11/08/14 By Jennifer Brown

BusinessA job description is a crucial resource. It outlines the knowledge, skills, abilities and other talents needed to succeed. Many view the job description as only a recruitment tool; however, it is truly a valuable management tool used for performance management, succession planning, training, and compensation planning – not to mention an important document should your company find itself in a legal situation! Drafting an accurate job description (and keeping it current!) is one way for you to contribute value to your employees and company. The following examples are a great place to start building that foundation.

Position Summary

The first section you will want to create on the job description is a position summary. The position summary will briefly (4-5 sentences) outline the positions title, FLSA classification (exempt versus non-exempt), reporting structure and main purpose of the role within the organization. You should be able to read the summary and have a basic understanding of the position as it relates to the company as a whole.
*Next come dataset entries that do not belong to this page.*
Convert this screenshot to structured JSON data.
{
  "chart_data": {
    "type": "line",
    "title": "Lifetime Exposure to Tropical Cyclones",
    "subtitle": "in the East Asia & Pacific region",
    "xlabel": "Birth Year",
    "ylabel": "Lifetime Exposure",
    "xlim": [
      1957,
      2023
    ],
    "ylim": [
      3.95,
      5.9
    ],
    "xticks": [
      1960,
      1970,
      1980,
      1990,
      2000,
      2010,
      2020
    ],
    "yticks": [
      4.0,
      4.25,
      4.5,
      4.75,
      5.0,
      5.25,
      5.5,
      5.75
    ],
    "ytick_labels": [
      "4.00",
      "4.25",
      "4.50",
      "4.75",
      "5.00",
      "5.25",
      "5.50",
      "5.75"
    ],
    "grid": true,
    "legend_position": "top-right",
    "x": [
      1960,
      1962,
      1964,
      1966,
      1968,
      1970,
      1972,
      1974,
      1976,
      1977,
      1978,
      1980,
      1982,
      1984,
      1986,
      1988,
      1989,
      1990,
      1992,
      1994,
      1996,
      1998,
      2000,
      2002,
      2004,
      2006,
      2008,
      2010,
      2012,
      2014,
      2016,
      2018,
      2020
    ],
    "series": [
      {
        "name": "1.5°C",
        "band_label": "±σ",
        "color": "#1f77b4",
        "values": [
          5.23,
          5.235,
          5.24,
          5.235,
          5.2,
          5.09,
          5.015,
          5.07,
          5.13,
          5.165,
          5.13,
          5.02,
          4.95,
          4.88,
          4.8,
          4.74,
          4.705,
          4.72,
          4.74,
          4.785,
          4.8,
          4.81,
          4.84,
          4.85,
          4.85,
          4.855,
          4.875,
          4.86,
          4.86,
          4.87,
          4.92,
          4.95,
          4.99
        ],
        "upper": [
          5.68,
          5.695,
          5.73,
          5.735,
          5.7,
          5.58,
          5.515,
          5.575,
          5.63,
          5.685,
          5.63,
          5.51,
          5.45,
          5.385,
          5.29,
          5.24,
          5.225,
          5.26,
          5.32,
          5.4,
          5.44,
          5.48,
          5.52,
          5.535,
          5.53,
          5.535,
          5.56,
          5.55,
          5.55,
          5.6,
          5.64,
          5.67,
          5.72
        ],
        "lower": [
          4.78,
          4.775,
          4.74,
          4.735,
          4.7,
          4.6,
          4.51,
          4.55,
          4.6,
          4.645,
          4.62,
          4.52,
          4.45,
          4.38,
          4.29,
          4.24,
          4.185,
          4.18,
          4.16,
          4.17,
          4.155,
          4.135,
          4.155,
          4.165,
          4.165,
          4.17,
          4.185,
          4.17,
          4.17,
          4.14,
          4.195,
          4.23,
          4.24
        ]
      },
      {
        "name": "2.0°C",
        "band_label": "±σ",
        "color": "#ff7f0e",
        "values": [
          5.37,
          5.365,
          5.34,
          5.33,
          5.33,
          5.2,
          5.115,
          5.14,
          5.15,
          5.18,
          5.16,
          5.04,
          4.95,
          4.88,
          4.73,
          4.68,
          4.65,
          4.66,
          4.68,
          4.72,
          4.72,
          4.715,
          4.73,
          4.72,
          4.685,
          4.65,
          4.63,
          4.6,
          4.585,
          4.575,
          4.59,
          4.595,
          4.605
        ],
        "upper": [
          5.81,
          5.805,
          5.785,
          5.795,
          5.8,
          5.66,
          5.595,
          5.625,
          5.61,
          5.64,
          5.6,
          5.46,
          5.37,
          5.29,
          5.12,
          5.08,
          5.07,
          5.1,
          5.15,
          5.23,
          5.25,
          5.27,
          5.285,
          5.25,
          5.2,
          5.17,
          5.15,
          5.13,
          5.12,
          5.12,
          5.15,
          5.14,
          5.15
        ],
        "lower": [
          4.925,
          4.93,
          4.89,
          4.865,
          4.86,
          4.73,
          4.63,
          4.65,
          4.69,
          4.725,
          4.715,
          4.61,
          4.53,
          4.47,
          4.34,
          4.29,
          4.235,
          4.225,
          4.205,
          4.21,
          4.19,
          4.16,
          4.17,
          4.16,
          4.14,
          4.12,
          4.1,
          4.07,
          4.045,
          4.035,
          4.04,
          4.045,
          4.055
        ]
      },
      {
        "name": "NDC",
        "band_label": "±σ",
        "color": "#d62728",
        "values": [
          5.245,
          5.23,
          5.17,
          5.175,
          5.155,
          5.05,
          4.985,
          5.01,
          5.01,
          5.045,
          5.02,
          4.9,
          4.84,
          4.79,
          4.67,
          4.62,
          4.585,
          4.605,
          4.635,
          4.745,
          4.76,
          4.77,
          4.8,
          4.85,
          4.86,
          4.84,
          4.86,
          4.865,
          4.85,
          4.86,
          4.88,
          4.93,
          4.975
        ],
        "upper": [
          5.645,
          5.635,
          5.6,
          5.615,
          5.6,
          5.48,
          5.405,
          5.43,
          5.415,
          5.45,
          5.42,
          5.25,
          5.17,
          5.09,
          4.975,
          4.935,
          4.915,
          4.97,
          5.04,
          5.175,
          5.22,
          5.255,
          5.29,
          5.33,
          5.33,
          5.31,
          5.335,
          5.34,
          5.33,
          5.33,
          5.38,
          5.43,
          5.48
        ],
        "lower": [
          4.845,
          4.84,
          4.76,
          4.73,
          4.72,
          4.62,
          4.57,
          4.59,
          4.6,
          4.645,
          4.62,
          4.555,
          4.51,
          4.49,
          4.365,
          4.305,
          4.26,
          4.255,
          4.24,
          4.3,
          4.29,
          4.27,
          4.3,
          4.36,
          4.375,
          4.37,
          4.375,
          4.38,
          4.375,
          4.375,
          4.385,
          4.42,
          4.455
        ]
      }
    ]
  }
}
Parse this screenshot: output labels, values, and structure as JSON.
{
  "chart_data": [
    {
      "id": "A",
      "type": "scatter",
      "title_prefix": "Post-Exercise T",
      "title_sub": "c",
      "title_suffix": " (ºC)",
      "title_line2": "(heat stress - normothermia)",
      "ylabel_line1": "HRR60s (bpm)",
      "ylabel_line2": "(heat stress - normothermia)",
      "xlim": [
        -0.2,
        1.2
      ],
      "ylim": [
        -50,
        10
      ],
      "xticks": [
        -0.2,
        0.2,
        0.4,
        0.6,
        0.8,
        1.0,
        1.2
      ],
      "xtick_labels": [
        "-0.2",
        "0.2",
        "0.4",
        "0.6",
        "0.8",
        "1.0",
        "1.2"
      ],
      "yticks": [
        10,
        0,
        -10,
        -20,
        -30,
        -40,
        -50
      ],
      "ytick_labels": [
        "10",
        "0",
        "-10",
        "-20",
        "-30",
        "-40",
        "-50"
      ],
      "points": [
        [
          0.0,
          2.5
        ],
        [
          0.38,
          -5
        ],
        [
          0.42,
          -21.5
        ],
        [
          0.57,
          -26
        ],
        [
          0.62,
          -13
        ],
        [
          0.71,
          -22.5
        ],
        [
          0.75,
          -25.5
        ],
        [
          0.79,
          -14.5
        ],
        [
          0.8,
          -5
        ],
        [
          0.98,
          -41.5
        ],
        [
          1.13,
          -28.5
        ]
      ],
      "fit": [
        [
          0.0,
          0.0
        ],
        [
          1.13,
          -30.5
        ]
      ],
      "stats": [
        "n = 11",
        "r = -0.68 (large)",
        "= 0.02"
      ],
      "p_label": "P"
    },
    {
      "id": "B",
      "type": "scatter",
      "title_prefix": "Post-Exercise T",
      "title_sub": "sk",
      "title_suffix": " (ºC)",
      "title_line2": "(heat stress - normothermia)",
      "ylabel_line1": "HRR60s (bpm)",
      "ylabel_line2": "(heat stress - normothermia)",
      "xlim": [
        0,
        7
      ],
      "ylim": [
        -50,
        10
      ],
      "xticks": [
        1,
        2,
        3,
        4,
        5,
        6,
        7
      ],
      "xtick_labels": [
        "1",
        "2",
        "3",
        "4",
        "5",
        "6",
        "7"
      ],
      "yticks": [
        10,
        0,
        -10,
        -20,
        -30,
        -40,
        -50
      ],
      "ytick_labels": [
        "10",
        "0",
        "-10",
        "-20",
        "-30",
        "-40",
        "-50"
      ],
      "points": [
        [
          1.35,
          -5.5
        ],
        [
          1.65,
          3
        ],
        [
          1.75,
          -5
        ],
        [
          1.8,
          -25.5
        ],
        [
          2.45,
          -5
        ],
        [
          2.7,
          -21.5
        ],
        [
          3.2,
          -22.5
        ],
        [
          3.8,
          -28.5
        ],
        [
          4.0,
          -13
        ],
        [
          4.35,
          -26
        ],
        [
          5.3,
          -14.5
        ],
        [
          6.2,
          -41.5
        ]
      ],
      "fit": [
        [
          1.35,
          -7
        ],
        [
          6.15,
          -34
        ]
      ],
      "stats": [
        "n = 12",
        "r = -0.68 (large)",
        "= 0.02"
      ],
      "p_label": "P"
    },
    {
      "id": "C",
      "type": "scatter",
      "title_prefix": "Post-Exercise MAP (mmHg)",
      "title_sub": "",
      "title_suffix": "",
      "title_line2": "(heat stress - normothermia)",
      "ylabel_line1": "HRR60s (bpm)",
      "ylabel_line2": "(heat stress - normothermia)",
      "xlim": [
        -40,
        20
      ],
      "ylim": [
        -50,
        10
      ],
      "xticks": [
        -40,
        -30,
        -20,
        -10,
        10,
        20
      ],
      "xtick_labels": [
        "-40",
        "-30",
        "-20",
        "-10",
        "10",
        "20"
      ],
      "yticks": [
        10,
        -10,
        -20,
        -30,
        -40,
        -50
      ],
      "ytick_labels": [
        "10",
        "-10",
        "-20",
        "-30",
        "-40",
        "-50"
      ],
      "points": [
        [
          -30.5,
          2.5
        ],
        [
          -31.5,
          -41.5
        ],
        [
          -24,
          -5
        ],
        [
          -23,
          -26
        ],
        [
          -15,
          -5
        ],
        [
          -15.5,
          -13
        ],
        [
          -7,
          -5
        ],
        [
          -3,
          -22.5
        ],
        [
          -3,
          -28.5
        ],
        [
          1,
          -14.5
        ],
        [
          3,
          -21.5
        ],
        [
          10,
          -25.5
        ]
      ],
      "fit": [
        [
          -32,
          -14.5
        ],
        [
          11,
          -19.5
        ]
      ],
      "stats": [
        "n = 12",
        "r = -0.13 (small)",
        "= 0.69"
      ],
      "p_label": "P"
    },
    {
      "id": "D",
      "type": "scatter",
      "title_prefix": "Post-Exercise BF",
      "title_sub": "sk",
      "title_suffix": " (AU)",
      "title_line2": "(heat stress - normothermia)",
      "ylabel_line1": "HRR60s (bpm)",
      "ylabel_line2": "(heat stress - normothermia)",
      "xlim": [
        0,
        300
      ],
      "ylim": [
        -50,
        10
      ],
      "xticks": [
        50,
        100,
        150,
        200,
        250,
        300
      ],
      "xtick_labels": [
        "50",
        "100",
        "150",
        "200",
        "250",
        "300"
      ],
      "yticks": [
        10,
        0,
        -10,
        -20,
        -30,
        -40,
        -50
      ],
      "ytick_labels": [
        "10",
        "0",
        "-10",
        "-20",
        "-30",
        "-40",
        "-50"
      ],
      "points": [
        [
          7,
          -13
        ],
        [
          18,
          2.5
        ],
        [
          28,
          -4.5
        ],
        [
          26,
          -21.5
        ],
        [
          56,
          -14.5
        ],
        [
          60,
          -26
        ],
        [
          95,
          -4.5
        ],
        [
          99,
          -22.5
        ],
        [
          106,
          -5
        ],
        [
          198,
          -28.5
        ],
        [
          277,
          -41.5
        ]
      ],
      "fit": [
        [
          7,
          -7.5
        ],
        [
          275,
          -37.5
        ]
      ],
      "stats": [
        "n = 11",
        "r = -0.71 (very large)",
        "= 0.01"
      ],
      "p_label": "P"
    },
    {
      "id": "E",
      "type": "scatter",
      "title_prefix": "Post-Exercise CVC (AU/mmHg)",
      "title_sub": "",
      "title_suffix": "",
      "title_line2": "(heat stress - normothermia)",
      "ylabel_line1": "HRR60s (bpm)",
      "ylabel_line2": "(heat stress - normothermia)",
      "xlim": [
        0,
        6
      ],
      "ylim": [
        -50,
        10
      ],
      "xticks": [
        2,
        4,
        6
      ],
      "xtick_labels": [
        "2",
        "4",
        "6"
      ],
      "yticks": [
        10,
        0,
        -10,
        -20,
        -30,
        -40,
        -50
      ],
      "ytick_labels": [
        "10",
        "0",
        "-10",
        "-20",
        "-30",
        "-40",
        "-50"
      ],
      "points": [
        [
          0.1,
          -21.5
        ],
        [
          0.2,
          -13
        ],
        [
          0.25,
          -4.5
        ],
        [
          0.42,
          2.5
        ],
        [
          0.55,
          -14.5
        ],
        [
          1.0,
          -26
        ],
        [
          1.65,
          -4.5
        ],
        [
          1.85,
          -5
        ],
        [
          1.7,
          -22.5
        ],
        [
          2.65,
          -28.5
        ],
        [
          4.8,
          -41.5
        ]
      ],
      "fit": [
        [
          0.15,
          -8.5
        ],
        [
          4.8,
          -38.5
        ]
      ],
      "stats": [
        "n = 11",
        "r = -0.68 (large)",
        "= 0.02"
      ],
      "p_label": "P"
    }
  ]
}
Next, you will want to include a list (bullet points work great!) of the key responsibilities of the position. Provide as much detail as you can without getting too wordy. The responsibilities section is really the ‘meat’ of the job description. Should your department’s or company’s initiatives change, make sure this section is updated accordingly.


In this final section, you will want to list the knowledge, skills, abilities and other characteristics required for the position. You will often see education requirements (both discipline as well as level), years of experience, specific certifications, technical knowledge, physical requirements and behavioral attributes (i.e., organizational skills, interpersonal skills, verbal/written communication skills, etc.) as well as travel requirements. Many times employers list everything in this section as ‘required’, which can misrepresent the position. Once you have your master list for this section, go back through and highlight the true must-haves as ‘required’ and list the remainder as ‘preferred’.

Not sure if your job descriptions are up-to-date? Ask your employees! They can give you a first-hand account of their actual responsibilities and what is required to succeed. Set a reminder to review your team’s job descriptions annually. Apply these recommendations and you will have a useful document to reference when the time comes.